The consensus these days seems to be that there’s no such thing as love at first sight, and that there’s no substitute for time when it comes to getting to know someone. That said, it’s funny how accurate first impressions can be sometimes. How well did I really know Natalie, after all? Even now I’ve only hung out with her a few times in my life, and always through Andy. In any case, Natalie had exactly the kind of profile I expected she would have. To summarize it, she was everything I wanted in a girl (video games and all) without any of the annoying hangups that I didn’t want. She was what I was looking for.

 

I thought about contacting her of course. I went as far as to think about how we would be dating weeks later, and I’d have to confess to her that I only got an OKCupid profile so that I could “accidentally” find her on it, but she wouldn’t care because by then we’d be so enamored with one another that she’d think it was cute.

 

But then I decided I was being rash.

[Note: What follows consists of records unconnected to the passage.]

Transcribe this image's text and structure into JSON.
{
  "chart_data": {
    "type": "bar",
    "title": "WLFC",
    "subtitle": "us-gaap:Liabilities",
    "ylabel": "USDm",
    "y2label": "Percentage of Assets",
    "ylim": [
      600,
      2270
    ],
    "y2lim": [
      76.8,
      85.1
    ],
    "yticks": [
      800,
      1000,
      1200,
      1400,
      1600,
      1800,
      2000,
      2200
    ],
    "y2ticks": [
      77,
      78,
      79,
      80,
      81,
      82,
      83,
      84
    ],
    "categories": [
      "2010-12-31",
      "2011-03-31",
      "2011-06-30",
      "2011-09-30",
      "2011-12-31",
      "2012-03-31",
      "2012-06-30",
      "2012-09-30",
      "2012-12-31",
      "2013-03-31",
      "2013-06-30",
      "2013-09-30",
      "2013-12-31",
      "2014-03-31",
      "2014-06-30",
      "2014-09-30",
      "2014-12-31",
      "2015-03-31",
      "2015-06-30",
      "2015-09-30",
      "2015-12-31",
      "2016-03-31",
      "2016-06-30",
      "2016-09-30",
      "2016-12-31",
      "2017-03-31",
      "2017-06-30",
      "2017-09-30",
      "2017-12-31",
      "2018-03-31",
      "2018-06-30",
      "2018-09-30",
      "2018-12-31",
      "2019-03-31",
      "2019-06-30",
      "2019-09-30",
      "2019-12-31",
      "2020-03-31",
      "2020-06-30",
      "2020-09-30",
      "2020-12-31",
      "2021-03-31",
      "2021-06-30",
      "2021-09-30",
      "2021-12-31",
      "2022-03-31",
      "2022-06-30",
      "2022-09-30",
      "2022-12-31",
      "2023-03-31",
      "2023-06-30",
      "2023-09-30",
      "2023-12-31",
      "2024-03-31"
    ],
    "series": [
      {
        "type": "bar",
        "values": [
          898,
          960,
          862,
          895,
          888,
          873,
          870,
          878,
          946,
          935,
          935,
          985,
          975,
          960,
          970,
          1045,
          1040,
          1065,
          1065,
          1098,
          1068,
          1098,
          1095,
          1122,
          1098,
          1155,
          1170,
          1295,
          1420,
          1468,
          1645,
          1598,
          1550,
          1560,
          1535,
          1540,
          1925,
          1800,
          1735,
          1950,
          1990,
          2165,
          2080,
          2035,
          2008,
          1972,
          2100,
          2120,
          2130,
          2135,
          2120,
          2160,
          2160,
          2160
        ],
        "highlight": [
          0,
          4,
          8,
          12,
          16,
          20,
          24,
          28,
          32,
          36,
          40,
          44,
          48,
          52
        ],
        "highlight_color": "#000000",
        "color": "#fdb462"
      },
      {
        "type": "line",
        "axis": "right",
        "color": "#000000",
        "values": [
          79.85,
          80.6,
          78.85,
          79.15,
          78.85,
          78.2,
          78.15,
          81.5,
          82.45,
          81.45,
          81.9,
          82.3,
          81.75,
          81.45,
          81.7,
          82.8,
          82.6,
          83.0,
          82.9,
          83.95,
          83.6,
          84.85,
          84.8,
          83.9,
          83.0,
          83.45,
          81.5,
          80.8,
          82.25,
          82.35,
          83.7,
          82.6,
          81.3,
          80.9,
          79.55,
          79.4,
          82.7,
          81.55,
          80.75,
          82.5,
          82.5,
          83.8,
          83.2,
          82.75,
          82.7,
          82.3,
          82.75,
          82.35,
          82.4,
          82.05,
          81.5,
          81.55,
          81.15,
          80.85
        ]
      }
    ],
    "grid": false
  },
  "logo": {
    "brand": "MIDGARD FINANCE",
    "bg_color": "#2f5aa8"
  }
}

First of all, wouldn’t it be conspicuous to contact her a couple of days after she mentioned OKCupid on her Facebook status update? Actually, no, of course it wouldn’t be, because no one else is a fucking obsessive freak who would notice shit like that, but really I was just making up excuses not to contact her because I was afraid. Because as soon as I contact her, shit starts getting real, and you can’t live in Fantasy World anymore.

 

In the meantime, I developed my OKCupid profile. I mustered a self-introduction that I find mildly satisfactory, which I consider a grand achievement, and answered a few match questions. OKCupid put me and Natalie at a 94% match, with the highest possible match for my set of questions being 96%. Still I trudged on, and actually started to enjoy the site, and appreciated the fact that it was geared more toward college students in my age range. I probably browsed through hundreds of profiles overall. Some were interesting, others less so. I talked to a couple of very attractive girls briefly, but for some reason or another they tended to lose interest. As I read more and more profiles, I began to lose interest too.

 

And then, perhaps a week and a half later or so, on a day of no particular importance, I sent the message. “Wow, I haven’t seen you in like, two whole weeks. How’s it going?” I was at Damon’s apartment in Santa Cruz when I read her response. She expressed embarrassment about being discovered on OKC and talked about her classes. At the end she said, “How much would it cost to hire you to sing for me, and would I get a discount?” And all I could think was, that’s exactly the kind of thing I would ask a girl that I liked. I spent the weekend at Damon’s completely relaxed, and decided to wait on a response until I got back.

 

I sent the response that Sunday night. For days nothing came back. Frustrated, I browsed through her Facebook profile again. The feed mentioned that she was no longer listed as single as of Friday, hours after I’d sent my original message over OKC. Hm. You’d think I would have caught that sooner with all of the stalking I do.

 

The next day it was official; she was listed as in a relationship with some guy named Tristan. Back to wallowing in depression. I thought about how it was poetic justice that I’d waited too long, and let opportunity slip away. It was my own damn fault. Except she listed their anniversary as being in late December. Before I even got back to Berkeley.

 

Then, finally, I clicked the profile and lo and behold, a FUCKING MOHAWK. Really? I had to rub my eyes and look again to make sure it was still there. Ugh.

 

Why couldn’t you have just stayed with Tyler? Tyler I liked. Not that I knew anything about him, but he just looked like the kind of guy who you would have been happy with. That was the worst. You won’t let me have my sick vicarious fairy tale that you knew what the hell you were doing with him, that you were going to be with him past college. You won’t even let me have my poetic justice, which is practically all that keeps me going these days. You give me nothing but more anticlimax. You leave me with nothing to show for this agony except this lame-ass Xanga entry and the IMAGE OF A FUCKING MOHAWK BURNED INTO MY VISUAL CORTEX.

 

After that there was nothing. I don’t log on to OKCupid anymore. There really isn’t any point. My girl’s going to stay a sick, pathetic fantasy in my head for a long, long time.